Spammers all over the world tend to follow a similar pattern when it comes to stealing your details via the mail. They first send out multiple emails to different recipients. These emails are masked such that they appear to be from a genuine organization. Immediately an attachment is opened, it downloads and installs on the machine to infect it.
Spamming still remains a common way of distributing malware throughout the world. Luckily, spam filters are also getting smarter by the day. There are thousands of domains already blacklisted as a result of sending spam.
But “Onliner” remains a hard nut to crack since it makes use of sophisticated setup in order to pass through the filters.
Benkow explains that attackers normally dispatch hundreds of SMTP credentials in their spam sending campaign. The credentials are then used to give authenticity to spammers for them to dispatch a “legitimate email” with malware embedded in it.

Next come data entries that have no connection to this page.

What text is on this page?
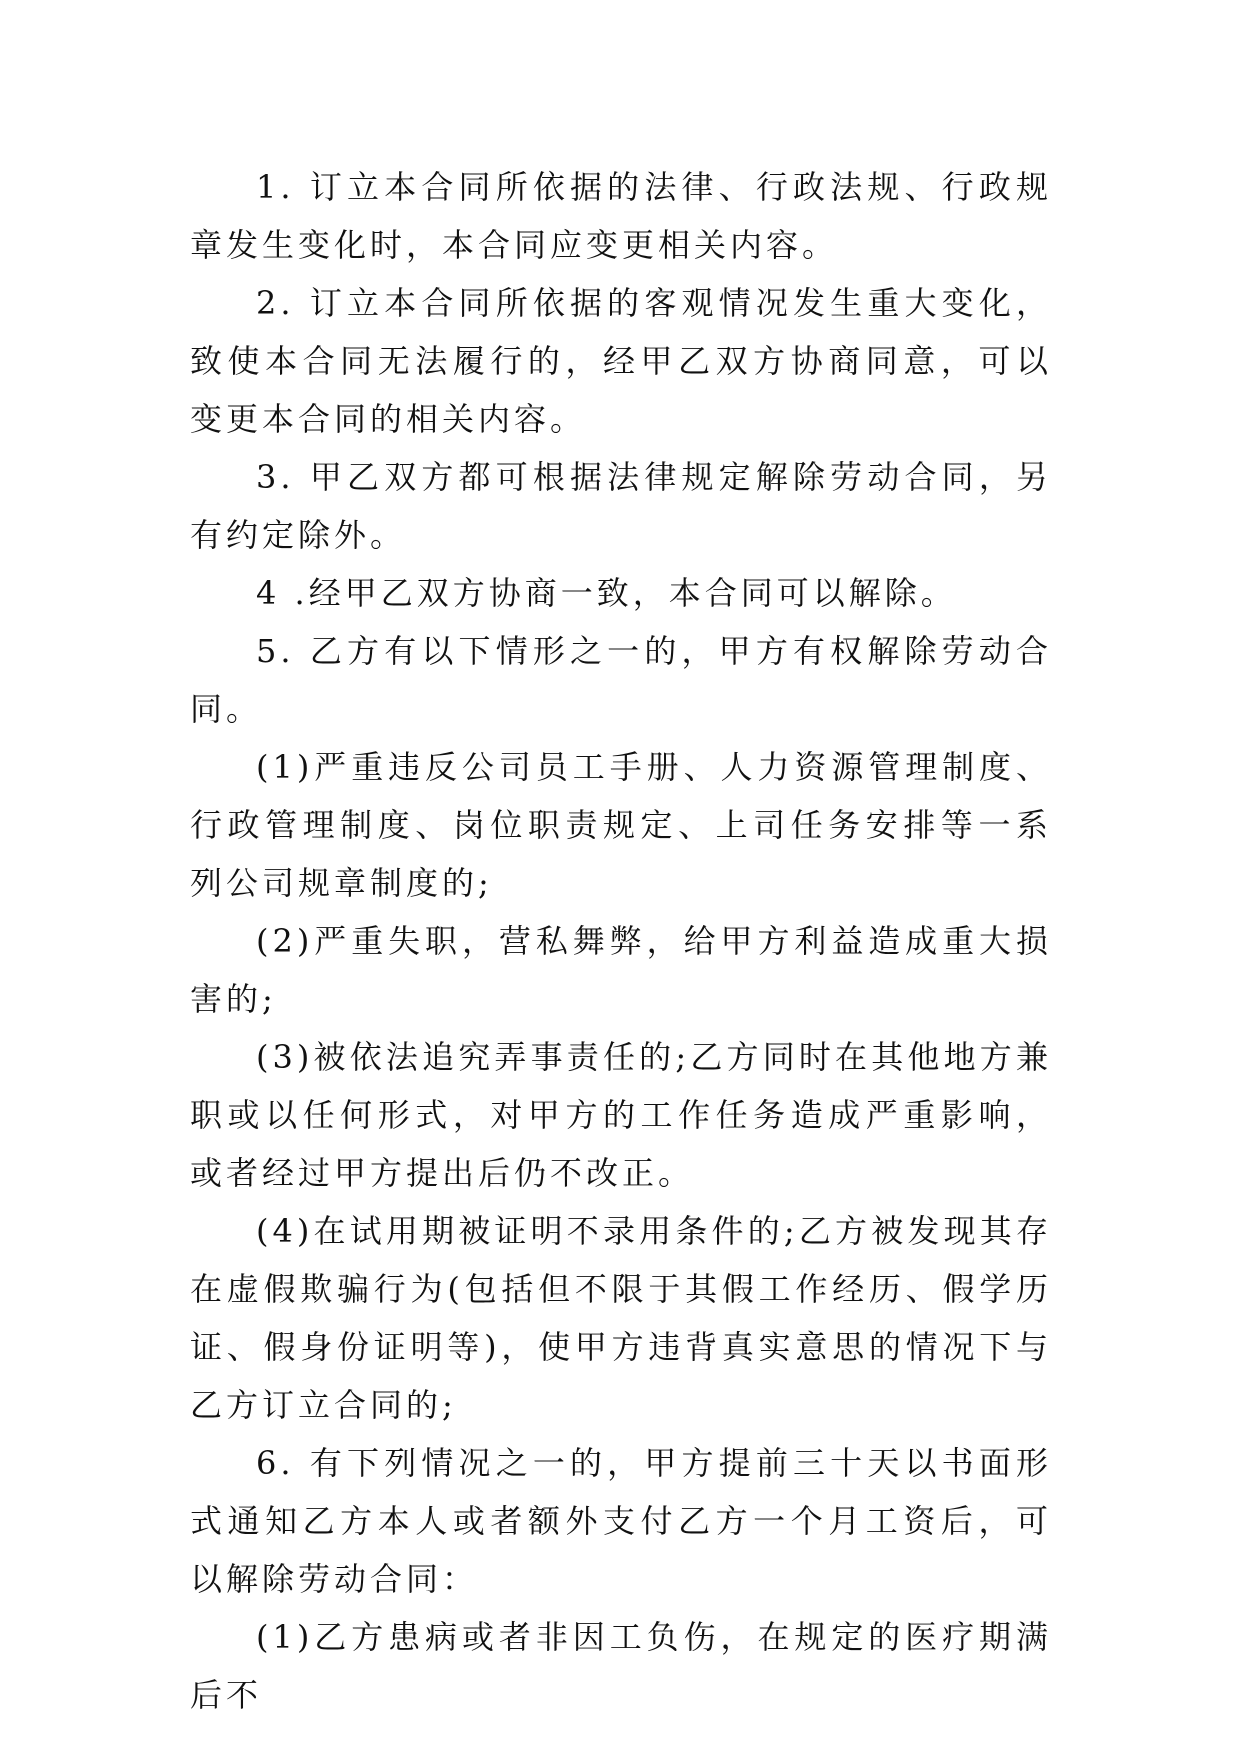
1. 订立本合同所依据的法律、行政法规、行政规章发生变化时，本合同应变更相关内容。

2. 订立本合同所依据的客观情况发生重大变化，致使本合同无法履行的，经甲乙双方协商同意，可以变更本合同的相关内容。

3. 甲乙双方都可根据法律规定解除劳动合同，另有约定除外。

4 .经甲乙双方协商一致，本合同可以解除。

5. 乙方有以下情形之一的，甲方有权解除劳动合同。

(1)严重违反公司员工手册、人力资源管理制度、行政管理制度、岗位职责规定、上司任务安排等一系列公司规章制度的;

(2)严重失职，营私舞弊，给甲方利益造成重大损害的;

(3)被依法追究弄事责任的;乙方同时在其他地方兼职或以任何形式，对甲方的工作任务造成严重影响，或者经过甲方提出后仍不改正。

(4)在试用期被证明不录用条件的;乙方被发现其存在虚假欺骗行为(包括但不限于其假工作经历、假学历证、假身份证明等)，使甲方违背真实意思的情况下与乙方订立合同的;

6. 有下列情况之一的，甲方提前三十天以书面形式通知乙方本人或者额外支付乙方一个月工资后，可以解除劳动合同：

(1)乙方患病或者非因工负伤，在规定的医疗期满后不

“If the SMTP servers are available to him in plenty, the distributed campaign becomes much stronger.” There are different ways of getting these credentials including the Badoo hack and the LinkedIn hack and many other anonymous sources.
There are more than 80 million accounts on the recently exposed spambot. Each of these lines has email addresses, passwords as well as SMTP severe and port for dispatching emails. Each entry is tested by the spammer to ascertain that the logins are correct to send the spam. Those that don’t work are ignored.
The sent emails normally come with pixel sized image. The moment the pixel image is opened, it retrieves the machine’s IP address, operating system, type of computer and other essential details to carry out a remote attack. Windows computers are the most popular targets.
“It’s important for the malware to narrow down victims since the Ursnif malware only affects Windows as opposed to Android or iPhone users,” said Benkow. “This campaign is getting too noisy, similar to Dridex. And is your campaign makes a lot of noise, law enforcement will be on your neck,” he adds.